Dati allarmanti sulle prestazioni non assegnate

A febbraio, secondo i dati disponibili, una percentuale significativa di visite non ha trovato una data entro i tempi previsti. Per le urgenze RAO U, il limite è di 3 giorni. In questo caso, il 51,9% delle visite non è stato assegnato tempestivamente. Per le RAO B, con un limite di 10 giorni, la percentuale di ritardo raggiunge il 40,2%.

Anche per le RAO D, che prevedono un tempo massimo di 30 giorni, il 38,8% delle prestazioni è rimasto in sospeso. Un dato leggermente migliore si osserva per le RAO P, con un limite di 120 giorni. Qui la percentuale di ritardo è del 15,1%. Questa riduzione è dovuta all'allineamento con gli standard nazionali, che non prevedono più un limite di 90 giorni.

Questi numeri sono stati resi noti dal consigliere provinciale del PD del Trentino, Paolo Zanella. Egli ha sottolineato la gravità della situazione attraverso una nota ufficiale. Le cifre, sebbene preoccupanti, potrebbero non riflettere pienamente la realtà.

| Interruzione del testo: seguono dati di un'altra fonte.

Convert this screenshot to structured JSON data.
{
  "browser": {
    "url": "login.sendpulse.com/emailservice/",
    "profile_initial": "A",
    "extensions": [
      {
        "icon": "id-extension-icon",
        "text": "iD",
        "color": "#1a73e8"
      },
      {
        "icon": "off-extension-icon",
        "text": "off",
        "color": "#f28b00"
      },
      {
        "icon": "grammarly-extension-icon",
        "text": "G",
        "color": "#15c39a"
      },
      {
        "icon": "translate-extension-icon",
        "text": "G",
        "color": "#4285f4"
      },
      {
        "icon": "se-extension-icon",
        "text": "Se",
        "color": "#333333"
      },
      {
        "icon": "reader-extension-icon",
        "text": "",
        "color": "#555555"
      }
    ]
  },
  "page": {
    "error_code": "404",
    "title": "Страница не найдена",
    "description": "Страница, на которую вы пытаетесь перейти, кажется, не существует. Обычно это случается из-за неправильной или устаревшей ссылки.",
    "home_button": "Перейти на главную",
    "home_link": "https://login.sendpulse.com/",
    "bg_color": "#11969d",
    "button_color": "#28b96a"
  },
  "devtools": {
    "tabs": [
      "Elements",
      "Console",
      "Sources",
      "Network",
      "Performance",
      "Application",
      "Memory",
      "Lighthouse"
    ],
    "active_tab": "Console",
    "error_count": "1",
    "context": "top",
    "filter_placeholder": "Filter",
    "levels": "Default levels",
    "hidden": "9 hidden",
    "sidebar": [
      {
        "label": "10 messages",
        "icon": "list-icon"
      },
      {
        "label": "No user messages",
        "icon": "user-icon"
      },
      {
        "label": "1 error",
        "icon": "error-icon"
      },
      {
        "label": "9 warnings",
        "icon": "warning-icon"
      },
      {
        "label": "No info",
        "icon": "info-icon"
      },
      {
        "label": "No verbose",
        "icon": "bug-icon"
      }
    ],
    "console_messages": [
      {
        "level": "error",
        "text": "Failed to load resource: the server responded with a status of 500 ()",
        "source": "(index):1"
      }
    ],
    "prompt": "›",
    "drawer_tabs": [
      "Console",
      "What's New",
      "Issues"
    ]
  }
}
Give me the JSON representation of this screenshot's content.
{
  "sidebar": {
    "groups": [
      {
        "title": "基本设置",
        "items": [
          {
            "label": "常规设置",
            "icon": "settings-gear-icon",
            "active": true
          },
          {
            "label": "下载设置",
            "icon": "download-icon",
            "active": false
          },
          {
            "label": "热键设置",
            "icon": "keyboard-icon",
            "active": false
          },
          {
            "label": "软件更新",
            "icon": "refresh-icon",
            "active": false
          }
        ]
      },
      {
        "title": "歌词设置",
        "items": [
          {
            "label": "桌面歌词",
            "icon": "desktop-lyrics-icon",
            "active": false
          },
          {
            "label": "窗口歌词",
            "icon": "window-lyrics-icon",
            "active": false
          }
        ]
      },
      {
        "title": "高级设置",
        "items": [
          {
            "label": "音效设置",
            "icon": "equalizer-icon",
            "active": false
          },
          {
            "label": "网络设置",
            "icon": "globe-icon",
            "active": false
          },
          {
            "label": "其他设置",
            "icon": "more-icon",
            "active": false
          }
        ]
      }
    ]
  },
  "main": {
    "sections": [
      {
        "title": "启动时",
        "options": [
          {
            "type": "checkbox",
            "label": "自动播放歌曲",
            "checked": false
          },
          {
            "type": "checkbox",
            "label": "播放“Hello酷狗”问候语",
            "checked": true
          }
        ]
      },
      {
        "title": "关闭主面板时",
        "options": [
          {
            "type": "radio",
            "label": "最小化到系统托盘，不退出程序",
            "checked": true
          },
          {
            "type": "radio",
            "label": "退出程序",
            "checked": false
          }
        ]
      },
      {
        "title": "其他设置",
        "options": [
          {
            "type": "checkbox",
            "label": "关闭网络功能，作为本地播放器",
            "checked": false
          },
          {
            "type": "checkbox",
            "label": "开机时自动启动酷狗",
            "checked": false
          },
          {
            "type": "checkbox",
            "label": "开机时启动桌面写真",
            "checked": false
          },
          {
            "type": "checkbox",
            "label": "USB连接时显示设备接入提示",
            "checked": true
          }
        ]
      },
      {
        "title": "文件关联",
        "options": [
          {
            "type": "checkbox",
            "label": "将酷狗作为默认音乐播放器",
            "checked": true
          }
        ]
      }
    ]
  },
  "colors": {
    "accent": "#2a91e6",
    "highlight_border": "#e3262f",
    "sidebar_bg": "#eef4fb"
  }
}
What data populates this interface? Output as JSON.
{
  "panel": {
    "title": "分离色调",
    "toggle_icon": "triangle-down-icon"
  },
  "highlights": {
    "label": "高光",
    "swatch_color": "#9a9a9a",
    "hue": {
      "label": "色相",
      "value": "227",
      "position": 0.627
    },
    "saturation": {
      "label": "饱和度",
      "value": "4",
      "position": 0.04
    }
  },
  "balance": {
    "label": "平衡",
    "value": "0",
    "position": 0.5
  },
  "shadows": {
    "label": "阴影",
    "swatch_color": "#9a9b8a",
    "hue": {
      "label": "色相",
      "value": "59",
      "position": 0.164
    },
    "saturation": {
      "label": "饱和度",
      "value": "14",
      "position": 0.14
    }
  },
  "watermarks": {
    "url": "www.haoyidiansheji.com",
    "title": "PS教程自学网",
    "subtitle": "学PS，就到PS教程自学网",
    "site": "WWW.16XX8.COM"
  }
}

Monitoraggio inefficace e rinunce alle cure

Paolo Zanella ha evidenziato come i dati presentati non siano del tutto realistici. La situazione reale potrebbe essere ancora peggiore. Questo scarto è dovuto alla mancata inclusione di altre tipologie di prestazioni. Il riferimento è all'attività libero-professionale intramoenia (ALPI).

Il Trentino registra da anni un'alta percentuale di visite in regime ALPI rispetto a quelle istituzionali. Il dato si attesta al 12,2%. Se si considerassero le decine di migliaia di persone visitate in ALPI nel 2024, i numeri sarebbero ben diversi. A questo si aggiungono coloro che si rivolgono al settore privato.

Inoltre, un numero crescente di cittadini sta rinunciando alle cure. Nel 2024, questa percentuale è salita al 7,4%, rispetto al 5,4% del 2023, secondo dati Gimbe. La causa principale è l'impossibilità economica di sostenere le prestazioni, sia in regime intramoenia che privato. Questi dati non vengono adeguatamente monitorati.

Distorsioni nel conteggio dei tempi

Il consigliere Zanella ha inoltre segnalato un'altra criticità. La nuova scadenza delle ricette mediche contribuisce a falsare il monitoraggio dei tempi di attesa. Se una prestazione non viene assegnata entro i termini e la ricetta scade, il cittadino è costretto a rifarla.

In questo modo, la prestazione risulta assegnata nei tempi previsti dal sistema. In realtà, il paziente ha subito un ulteriore ritardo. Questo meccanismo nasconde la reale entità del problema. Zanella conclude affermando che la situazione è tutt'altro che migliorata.